The NGO, “The Court of Last Resort” will be headquartered in New Delhi, and have branches in the states. It will be inaugurated formally April 15, at a function in the capital at Katju’s home.
“It has been felt for quite some time that injustice is being done to a large number of people who have been languishing in jail either as undertrials whose cases have not been heard for several years, or who have unjustly remained incarcerated because the police have fabricated evidence against them, or for want of proper legal assistance or who have had to spend many years in jail and (were) ultimately found innocent by the court,” Justice Katju explained, on his blog.
The NGO will use Right to Information (RTI) and other means to obtain details of undertrials and convicts incarcerated in jails.
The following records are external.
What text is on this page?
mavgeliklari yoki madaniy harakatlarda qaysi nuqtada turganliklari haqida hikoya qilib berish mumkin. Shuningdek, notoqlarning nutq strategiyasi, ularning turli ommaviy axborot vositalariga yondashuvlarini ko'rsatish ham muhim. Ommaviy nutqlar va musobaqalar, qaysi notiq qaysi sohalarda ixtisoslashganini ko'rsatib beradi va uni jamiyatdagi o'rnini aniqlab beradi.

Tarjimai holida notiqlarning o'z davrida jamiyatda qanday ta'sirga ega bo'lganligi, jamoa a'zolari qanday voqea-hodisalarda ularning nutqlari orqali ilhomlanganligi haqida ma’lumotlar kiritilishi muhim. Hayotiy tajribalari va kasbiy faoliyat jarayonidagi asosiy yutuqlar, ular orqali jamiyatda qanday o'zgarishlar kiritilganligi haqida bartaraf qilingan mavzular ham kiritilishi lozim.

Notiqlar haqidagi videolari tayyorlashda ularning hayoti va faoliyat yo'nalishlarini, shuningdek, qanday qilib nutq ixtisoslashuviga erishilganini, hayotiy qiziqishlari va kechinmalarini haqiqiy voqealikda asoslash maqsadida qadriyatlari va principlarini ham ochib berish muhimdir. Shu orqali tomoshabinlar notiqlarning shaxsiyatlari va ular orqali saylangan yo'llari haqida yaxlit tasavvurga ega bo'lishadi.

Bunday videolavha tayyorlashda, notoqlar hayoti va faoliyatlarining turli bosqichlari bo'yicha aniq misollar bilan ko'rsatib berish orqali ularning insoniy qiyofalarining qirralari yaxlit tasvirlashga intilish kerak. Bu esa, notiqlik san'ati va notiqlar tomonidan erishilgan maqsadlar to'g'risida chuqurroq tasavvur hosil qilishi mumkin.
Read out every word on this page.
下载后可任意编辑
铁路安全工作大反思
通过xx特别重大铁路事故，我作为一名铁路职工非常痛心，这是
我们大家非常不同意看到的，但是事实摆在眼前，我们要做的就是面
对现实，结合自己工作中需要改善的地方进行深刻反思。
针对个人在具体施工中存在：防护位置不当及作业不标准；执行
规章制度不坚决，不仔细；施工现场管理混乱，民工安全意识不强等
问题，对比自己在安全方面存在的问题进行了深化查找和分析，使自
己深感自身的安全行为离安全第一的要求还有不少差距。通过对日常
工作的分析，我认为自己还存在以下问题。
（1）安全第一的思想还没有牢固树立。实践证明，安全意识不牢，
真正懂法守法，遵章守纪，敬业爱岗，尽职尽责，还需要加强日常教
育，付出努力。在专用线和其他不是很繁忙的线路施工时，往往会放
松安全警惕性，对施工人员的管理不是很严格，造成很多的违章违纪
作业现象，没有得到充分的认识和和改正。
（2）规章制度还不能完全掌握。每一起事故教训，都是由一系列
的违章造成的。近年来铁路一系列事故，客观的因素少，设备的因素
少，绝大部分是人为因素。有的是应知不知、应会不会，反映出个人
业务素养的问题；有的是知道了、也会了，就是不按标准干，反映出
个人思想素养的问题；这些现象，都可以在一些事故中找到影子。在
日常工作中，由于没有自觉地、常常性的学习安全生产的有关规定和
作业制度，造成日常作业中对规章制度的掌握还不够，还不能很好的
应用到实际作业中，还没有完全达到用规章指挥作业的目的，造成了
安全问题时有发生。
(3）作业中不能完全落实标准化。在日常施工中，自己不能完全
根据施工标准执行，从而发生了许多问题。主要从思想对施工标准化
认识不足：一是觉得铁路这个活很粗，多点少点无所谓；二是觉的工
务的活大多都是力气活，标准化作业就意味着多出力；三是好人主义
Depending on the legal resources necessary, the NGO would then intervene and seek bail for those languishing wrongly in jails, or facing delayed trial.
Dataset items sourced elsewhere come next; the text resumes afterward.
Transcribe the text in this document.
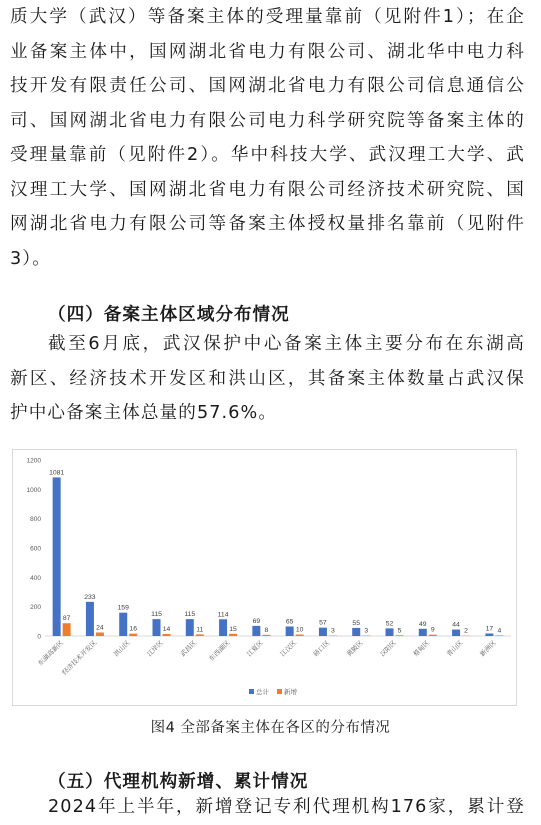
质大学（武汉）等备案主体的受理量靠前（见附件1）；在企
业备案主体中，国网湖北省电力有限公司、湖北华中电力科
技开发有限责任公司、国网湖北省电力有限公司信息通信公
司、国网湖北省电力有限公司电力科学研究院等备案主体的
受理量靠前（见附件2）。华中科技大学、武汉理工大学、武
汉理工大学、国网湖北省电力有限公司经济技术研究院、国
网湖北省电力有限公司等备案主体授权量排名靠前（见附件
3）。
（四）备案主体区域分布情况
截至6月底，武汉保护中心备案主体主要分布在东湖高
新区、经济技术开发区和洪山区，其备案主体数量占武汉保
护中心备案主体总量的57.6%。
0
200
400
600
800
1000
1200
1081
87
东湖高新区
233
24
经济技术开发区
159
16
洪山区
115
14
江岸区
115
11
武昌区
114
15
东西湖区
69
8
江夏区
65
10
江汉区
57
3
硚口区
55
3
黄陂区
52
5
汉阳区
49
9
蔡甸区
44
2
青山区
17 4
新洲区
总计 新增
图4 全部备案主体在各区的分布情况
（五）代理机构新增、累计情况
2024年上半年，新增登记专利代理机构176家，累计登
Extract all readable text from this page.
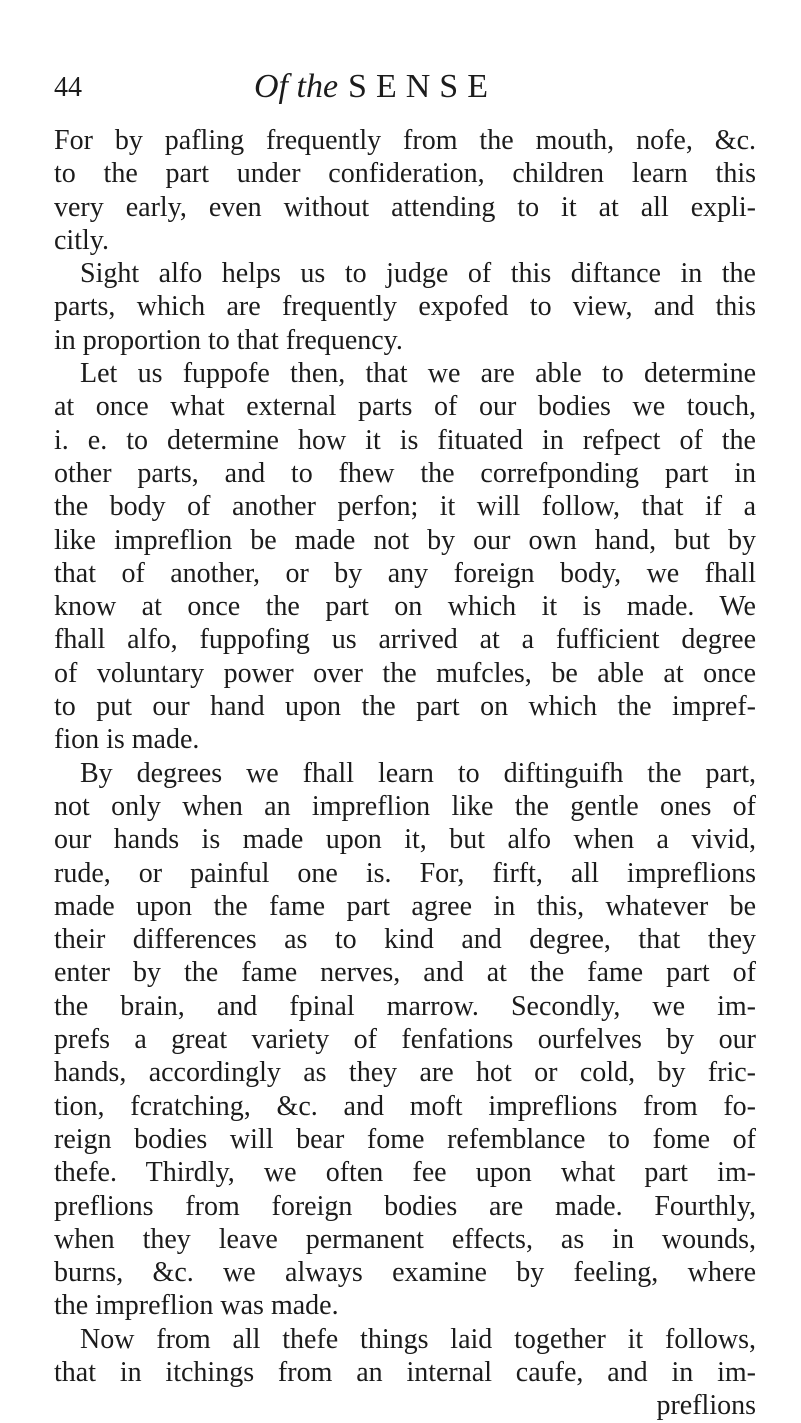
44	Of the SENSE
For by pafling frequently from the mouth, nofe, &c.
to the part under confideration, children learn this
very early, even without attending to it at all expli-
citly.
Sight alfo helps us to judge of this diftance in the
parts, which are frequently expofed to view, and this
in proportion to that frequency.
Let us fuppofe then, that we are able to determine
at once what external parts of our bodies we touch,
i. e. to determine how it is fituated in refpect of the
other parts, and to fhew the correfponding part in
the body of another perfon; it will follow, that if a
like impreflion be made not by our own hand, but by
that of another, or by any foreign body, we fhall
know at once the part on which it is made. We
fhall alfo, fuppofing us arrived at a fufficient degree
of voluntary power over the mufcles, be able at once
to put our hand upon the part on which the impref-
fion is made.
By degrees we fhall learn to diftinguifh the part,
not only when an impreflion like the gentle ones of
our hands is made upon it, but alfo when a vivid,
rude, or painful one is. For, firft, all impreflions
made upon the fame part agree in this, whatever be
their differences as to kind and degree, that they
enter by the fame nerves, and at the fame part of
the brain, and fpinal marrow. Secondly, we im-
prefs a great variety of fenfations ourfelves by our
hands, accordingly as they are hot or cold, by fric-
tion, fcratching, &c. and moft impreflions from fo-
reign bodies will bear fome refemblance to fome of
thefe. Thirdly, we often fee upon what part im-
preflions from foreign bodies are made. Fourthly,
when they leave permanent effects, as in wounds,
burns, &c. we always examine by feeling, where
the impreflion was made.
Now from all thefe things laid together it follows,
that in itchings from an internal caufe, and in im-
preflions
In cases deserving of pardon, the NGO will seek suspension or reduction of sentences for the concerned undertrials by knocking on the doors of the president or respective state governors.
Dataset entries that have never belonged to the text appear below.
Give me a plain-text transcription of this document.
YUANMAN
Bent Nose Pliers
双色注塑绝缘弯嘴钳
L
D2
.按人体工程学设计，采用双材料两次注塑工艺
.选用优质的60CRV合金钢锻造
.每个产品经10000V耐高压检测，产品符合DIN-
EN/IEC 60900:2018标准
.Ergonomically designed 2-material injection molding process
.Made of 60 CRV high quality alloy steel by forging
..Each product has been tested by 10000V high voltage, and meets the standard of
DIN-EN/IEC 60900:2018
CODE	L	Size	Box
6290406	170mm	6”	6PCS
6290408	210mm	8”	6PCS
During his visit to Mumbai two days ago, Justice Katju held meetings with top criminal lawyer Majeed Memon, activist-filmmaker Mahesh Bhatt, and social crusaders to give shape to the NGO, based on Erle Stanley Gardner’s famous “The Court of Last Resort”, a popular TV series of the 1950s in the US that dealt with cases of miscarriages of justice of helpless undertrials in US prisons in the 1940s.
Lawyer Memon, who has fought several cases of accused in the 1993 blasts and other similar cases, said that Katju would be the chief patron and noted counsel Fali S. Nariman would be chairman of the NGO.
The two vice-presidents will be Memon and Bhatt.
In his blog on the issue, Katju recalled the case of a 17-year-old Ami who spent 14 years in jail before being declared innocent and released at age 31.
“Many such persons in jail belong to minorities who have been accused only on suspicion and on pre-conceived notions that all persons of that community are terrorists,” Katju said, adding that under pressure to solve cases, the police often fabricated evidence against Muslim youths in terror cases.
“All this is triggering new cycles of hate and revenge. Despair turns citizens into perpetrators (of crime), from the hunted to the hunter. Young men who have spent long years in jail cannot find jobs or houses to rent even when acquitted, their families are ostracized, and sisters find themselves unmarriageable because their brothers have been branded as terrorists,” he said.
“Unless this cycle of hate is now reversed, we are heading for terrible times, for injustice breeds hatred and violence,” Katju noted.
“The result of all this is that in our country gross injustice is often done, particularly to minorities, and the time has now come when this great wrong must be set right. Our country is a country of great diversity and therefore no community must be made to feel that it is being selectively victimised,” Katju said on his blog.